Today work progressed pretty well. I’ve updated the code that handles tile deletion and have moved over to fixing up tests. Copy and paste still need to be updated, but I’m more likely to find fundamental issues in the code I already have, so I definitely want to get that fixed up first.
I’m fixing up small mistakes from the refactor, and once that is done (and all current tests pass), I am going to start adding tests to try and find bugs when multiple builder’s operations interleave. Ideally, I want to use my automated testing code to find the bugs, but there are some limits here.
To perform automated tests, I made a very simplified implementation of the board, and it’s core operations, we call this the model. I then take the model, an instance of the actual board class, and a stream of random board operations. I apply the stream of operations to both the model and the board and then compare the state of each to ensure we got the same results.
The model, as mentioned, is very simplified. One simplification is that it doesn’t support multiple builders. This means that while it’s great for testing against one board, it’s not so useful for testing against two boards that are being manipulated by separate players.
We still can get some useful data, though. If we take a board and have two players add and delete things, it should be the same as if a single player performed those same actions in the same order. This means for those operations, we can use our model. However, undo/redo operate on a player’s own action history and so can’t be modeled the same way.
Regardless of the limitation, it’s still useful to use the automated tester, so I’m definitely going to implement the add/delete case mentioned above.
I should have that working tomorrow if all goes well.
Today has gone well, I feel like the code that handles adding tiles and the undo/redo of ‘add tiles’ has taken shape well. Whilst I’m not stoked about increased complexity, I’m glad to see code shaping up in the right ways.
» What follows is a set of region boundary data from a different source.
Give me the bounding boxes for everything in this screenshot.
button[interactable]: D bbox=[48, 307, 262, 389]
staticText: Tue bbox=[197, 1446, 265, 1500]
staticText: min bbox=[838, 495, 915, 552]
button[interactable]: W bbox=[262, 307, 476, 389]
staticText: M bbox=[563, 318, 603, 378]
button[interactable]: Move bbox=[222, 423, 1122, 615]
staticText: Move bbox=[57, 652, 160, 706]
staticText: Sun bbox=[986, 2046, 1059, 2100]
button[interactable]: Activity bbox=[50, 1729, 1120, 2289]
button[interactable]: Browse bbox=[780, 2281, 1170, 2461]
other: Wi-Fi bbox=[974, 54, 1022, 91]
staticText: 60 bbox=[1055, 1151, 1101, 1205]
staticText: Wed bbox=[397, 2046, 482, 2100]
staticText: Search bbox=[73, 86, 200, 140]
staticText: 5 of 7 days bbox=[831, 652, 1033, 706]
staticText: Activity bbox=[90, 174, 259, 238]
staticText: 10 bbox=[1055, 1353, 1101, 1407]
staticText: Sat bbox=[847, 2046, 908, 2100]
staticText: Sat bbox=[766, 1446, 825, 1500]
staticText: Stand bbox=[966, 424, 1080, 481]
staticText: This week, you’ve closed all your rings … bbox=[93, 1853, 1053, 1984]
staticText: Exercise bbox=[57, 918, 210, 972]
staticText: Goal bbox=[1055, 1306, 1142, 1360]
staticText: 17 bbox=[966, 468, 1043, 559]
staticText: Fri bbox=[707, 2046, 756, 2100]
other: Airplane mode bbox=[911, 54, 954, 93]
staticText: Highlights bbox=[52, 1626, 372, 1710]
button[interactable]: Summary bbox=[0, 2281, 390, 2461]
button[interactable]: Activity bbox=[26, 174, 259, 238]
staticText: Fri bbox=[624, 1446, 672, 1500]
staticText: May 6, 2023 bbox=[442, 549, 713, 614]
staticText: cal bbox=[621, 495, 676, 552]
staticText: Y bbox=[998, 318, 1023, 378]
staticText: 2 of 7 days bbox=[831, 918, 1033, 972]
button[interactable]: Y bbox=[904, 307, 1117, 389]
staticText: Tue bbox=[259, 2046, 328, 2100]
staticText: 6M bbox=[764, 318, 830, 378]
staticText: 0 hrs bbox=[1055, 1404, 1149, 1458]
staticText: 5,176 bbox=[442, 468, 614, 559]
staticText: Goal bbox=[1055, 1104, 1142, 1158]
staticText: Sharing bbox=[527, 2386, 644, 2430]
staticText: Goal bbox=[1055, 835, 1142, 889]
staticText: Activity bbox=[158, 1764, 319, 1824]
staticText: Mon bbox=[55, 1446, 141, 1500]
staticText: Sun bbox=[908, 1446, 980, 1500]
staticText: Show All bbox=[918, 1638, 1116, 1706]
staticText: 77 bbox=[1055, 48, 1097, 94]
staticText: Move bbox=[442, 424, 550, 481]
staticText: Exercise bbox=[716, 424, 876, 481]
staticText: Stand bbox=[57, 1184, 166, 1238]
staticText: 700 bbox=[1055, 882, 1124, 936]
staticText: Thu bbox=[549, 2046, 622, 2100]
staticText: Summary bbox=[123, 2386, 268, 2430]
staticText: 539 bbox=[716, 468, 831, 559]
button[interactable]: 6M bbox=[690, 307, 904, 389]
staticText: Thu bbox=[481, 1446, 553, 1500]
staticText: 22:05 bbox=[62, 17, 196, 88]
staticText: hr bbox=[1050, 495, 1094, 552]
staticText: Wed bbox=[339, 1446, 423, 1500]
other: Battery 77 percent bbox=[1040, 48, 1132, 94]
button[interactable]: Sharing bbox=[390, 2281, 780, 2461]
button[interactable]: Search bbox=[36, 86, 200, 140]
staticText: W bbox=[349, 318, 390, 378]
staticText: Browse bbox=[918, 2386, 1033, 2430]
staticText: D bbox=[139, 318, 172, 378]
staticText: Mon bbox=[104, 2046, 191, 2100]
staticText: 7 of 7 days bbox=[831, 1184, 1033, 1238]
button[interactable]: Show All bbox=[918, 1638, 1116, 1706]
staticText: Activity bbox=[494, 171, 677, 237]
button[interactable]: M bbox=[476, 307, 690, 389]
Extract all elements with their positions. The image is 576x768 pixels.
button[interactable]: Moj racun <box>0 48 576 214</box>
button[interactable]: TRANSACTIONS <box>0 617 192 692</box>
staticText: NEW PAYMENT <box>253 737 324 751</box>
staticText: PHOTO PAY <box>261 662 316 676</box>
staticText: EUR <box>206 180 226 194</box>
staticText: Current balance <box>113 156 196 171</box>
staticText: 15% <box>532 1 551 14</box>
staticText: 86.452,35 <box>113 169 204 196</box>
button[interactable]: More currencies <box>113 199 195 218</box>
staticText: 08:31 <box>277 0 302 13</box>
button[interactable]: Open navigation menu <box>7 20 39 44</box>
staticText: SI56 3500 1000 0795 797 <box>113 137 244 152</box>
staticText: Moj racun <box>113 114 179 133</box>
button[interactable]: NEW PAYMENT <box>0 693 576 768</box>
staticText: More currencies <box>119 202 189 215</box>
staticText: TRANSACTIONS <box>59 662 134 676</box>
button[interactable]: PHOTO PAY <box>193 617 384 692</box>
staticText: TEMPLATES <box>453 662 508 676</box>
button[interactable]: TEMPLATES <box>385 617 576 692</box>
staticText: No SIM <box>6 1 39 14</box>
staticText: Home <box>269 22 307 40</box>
I’m going to start on the updated version of tile deletion tomorrow. It seems like it will be yield without too much issue, but I’m prepared for something to appear and confound me :)
I’m leaving paste for last. In theory, it shares a lot with the code that handles adding of assets, but previously there have been some tricky corner cases there. Time will tell.
This is one of those fixes that can’t be meaningfully tested until I update all the tile operations, so I’ll slog through it for now. I can’t wait to update the automated tests to scour this thing for bugs.
A good time-adjusted evening to you all,
Today I’ve carried on with the bug-fixing. The day started out with more planning, as my initial plan didn’t cover some cases. I then spent the afternoon working on the code that handles adding assets. This seems to be going well so far.
Tomorrow I’ll continue with the ‘add assets’ code and then look at delete. I hope to finish that on Thursday and get onto copy/paste.
It’s a nice quick update today.
I have set aside this week to work through the nasty bugs that delayed the release. I spent today wandering around my flat rambling about possible approaches, pausing to scribble furiously on a tablet, and then repeating those steps for 9 hours.
Between that and a few chats with Ree, I feel like I’ve got something that should work. Tomorrow I’ll start implementing and see if I’ve missed anything.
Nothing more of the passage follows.